In order for a court to construe a contract as requiring a party to indemnify another party for the indemnitee’s own negligence, the court must find that it was the " 'unmistakable intent of the parties’ ” to remove from the indemnitee all responsibility for its own negligent conduct. (Hogeland v Sibley, Lindsay & Curr Co., supra, at 159; Levine v Shell Oil Co., 28 NY2d 205, 212 [1971]; Kurek v Port Chester Hous. Auth., 18 NY2d 450, 456 [1966].) It suffices that the agreement between the" parties connotes an "intention to indemnify [which] can be clearly implied from the language and purposes of the entire agreement”. (Margolin v New York Life Ins. Co., 32 NY2d 149, 153 [1973].) Absent such an "unmistakable intent,” each defendant remains responsible for its own negligence.

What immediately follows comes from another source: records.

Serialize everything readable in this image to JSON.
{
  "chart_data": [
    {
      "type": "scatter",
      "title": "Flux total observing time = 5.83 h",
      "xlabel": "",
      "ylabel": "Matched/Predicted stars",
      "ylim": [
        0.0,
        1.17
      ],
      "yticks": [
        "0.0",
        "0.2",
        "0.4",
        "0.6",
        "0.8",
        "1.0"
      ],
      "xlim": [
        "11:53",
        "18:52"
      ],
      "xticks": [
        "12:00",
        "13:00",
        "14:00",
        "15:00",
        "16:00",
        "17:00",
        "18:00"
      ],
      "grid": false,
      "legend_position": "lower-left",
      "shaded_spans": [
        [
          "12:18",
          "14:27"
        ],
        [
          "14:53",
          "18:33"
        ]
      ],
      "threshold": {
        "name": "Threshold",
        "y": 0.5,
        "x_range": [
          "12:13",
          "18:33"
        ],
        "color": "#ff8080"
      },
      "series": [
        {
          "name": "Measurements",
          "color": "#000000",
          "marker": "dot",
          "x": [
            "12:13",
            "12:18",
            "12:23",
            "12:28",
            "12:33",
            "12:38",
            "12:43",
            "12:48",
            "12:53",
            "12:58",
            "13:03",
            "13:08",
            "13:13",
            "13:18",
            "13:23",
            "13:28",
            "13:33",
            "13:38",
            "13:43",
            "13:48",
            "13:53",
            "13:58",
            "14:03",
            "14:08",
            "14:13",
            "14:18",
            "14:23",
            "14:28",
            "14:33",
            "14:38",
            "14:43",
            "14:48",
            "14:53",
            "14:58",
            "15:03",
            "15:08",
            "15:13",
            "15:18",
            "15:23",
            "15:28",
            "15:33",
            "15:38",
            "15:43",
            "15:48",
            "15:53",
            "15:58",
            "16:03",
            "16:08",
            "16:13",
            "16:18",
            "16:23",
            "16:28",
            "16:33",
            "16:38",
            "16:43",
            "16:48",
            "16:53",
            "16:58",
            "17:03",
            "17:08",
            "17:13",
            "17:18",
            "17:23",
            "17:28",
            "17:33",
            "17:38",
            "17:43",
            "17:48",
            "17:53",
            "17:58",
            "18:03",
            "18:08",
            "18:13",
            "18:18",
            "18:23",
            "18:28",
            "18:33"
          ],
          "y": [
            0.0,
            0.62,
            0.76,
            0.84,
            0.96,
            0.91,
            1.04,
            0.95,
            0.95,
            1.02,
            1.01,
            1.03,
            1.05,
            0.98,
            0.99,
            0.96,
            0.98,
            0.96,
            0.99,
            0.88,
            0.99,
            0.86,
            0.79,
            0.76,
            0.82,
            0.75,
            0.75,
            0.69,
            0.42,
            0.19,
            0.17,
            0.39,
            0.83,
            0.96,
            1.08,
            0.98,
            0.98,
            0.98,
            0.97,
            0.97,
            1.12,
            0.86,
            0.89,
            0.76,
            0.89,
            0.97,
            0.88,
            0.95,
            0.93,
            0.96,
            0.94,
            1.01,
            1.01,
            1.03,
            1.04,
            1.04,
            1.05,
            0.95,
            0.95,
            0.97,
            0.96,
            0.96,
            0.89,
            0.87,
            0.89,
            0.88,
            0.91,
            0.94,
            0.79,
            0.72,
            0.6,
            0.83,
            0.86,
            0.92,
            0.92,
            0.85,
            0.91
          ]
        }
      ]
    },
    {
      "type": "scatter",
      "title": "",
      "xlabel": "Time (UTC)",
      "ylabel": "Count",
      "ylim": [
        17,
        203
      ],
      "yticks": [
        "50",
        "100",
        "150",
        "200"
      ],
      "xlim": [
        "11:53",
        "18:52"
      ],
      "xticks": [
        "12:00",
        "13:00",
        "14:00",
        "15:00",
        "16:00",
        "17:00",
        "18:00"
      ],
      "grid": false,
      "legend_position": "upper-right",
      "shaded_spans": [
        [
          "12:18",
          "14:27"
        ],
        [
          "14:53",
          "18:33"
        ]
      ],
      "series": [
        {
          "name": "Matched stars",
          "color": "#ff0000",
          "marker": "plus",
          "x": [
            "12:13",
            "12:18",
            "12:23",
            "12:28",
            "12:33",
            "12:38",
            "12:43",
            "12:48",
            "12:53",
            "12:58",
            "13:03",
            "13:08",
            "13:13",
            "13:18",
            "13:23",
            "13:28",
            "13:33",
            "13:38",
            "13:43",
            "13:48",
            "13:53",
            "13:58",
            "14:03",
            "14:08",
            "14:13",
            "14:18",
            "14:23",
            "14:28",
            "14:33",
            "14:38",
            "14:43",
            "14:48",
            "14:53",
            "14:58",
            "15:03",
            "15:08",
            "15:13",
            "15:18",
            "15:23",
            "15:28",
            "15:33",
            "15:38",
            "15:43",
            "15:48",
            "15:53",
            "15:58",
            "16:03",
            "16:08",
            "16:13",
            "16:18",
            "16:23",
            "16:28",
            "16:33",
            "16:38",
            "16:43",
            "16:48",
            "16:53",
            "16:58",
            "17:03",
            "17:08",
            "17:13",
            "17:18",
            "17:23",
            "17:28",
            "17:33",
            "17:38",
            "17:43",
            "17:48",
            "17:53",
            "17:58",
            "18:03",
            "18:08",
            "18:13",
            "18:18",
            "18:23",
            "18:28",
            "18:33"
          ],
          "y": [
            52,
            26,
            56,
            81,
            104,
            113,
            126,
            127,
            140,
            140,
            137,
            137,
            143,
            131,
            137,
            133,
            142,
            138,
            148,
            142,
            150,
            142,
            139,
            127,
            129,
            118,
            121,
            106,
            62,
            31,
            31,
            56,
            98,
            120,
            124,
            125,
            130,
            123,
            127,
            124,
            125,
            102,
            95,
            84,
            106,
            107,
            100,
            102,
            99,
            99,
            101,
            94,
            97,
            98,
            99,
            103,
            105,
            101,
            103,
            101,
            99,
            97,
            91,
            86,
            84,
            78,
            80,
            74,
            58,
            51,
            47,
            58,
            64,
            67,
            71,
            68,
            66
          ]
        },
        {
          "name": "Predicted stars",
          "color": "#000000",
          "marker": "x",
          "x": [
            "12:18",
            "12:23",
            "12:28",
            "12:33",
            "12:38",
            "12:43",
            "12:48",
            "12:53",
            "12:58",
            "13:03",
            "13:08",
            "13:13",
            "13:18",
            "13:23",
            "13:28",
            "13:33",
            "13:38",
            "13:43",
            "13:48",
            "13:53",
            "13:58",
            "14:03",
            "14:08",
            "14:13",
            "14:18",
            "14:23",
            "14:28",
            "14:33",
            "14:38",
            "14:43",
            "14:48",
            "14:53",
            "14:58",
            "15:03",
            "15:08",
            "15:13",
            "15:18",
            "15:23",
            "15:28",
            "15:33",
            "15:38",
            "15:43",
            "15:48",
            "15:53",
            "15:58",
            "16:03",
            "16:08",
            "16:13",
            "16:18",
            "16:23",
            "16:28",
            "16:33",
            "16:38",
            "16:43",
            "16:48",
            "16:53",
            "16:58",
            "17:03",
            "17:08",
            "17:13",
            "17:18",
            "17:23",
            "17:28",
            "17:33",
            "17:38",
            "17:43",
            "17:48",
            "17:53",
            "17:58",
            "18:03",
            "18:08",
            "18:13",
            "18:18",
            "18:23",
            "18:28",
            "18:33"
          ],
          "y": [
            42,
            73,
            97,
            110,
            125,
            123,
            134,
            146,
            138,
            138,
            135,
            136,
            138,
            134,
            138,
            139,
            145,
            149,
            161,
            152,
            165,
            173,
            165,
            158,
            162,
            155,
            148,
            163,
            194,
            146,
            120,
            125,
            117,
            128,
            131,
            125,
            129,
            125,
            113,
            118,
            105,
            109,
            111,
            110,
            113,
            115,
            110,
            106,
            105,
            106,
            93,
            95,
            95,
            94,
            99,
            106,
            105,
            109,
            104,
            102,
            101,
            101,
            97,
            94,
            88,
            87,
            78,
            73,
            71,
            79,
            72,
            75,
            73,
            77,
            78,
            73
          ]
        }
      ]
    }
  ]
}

The indemnification language in question, that the tenant is "to save the landlord harmless against all claims for all injuries” is founded upon contractual indemnification. It is simple, clear and direct. The landlord is to be held harmless against all claims for all injuries, resulting from tenant’s negligence in connection with its occupancy of the premises. The jury found that the City was negligent. That the jury also found Arenia to be 20% negligent does not in any way alter or reduce the City’s contractual obligation to hold the landlord harmless against all claims for all injuries resulting from the negligence of either defendant. The issue was dealt with in the case of Weinstock v Jenkins Contr. Co. (131 Misc 2d 369 [1986], affd 134 AD2d 254 [2d Dept 1987]). In that case, Jenkins entered into a construction contract with the City, which contained an indemnification clause that provided that if the City sustained loss, damage, or injury resulting from the negligence of the contractor " 'the Contractor shall indemnify and hold the City harmless from any and all claims and judgments for damages * * * which the City may be subjected *1035to or which it may suffer or incur by reason thereof.’ ” (Supra, at 370.) The jury returned a verdict finding Jenkins 15% negligent, the City 55% negligent and the other defendants and plaintiff 30% negligent. Jenkins contended that, under the General Obligations Law, it was entitled to a setoff for the 55% share of negligence attributed to the City and that the indemnification agreement between Jenkins and the City did not change the results. The Appellate Division, Second Department, held that once Jenkin’s negligence was established, complete indemnity of the City was triggered by the contractual provisions.

In the within litigation, even though substantial responsibility for plaintiff’s injury was found by the jury on the part of the indemnitee, such finding does not impinge nor otherwise override the contractual obligation to which the parties bound themselves. The City’s obligation as tenant, pursuant to a lease and resolution of the Board of Estimate, "to save the landlord harmless against all claims for all injuries resulting from tenant’s negligence in connection with its occupancy of these premises” requires the City to assume its obligation for payment of 100% of the judgment rendered in favor of the plaintiff Rosemary Taylor.

The court finds that the defendant City of New York has a valid and enforceable contractual obligation to indemnify the building owner, Arenia and Ernestine Institute, Inc., et al., and to hold them harmless from any and all liability for all and for any part of the judgment rendered in favor of plaintiff, Rosemary Taylor.

The motion of the defendant, Arenia and Ernestine Institute, Inc. for indemnification from the City of New York is granted.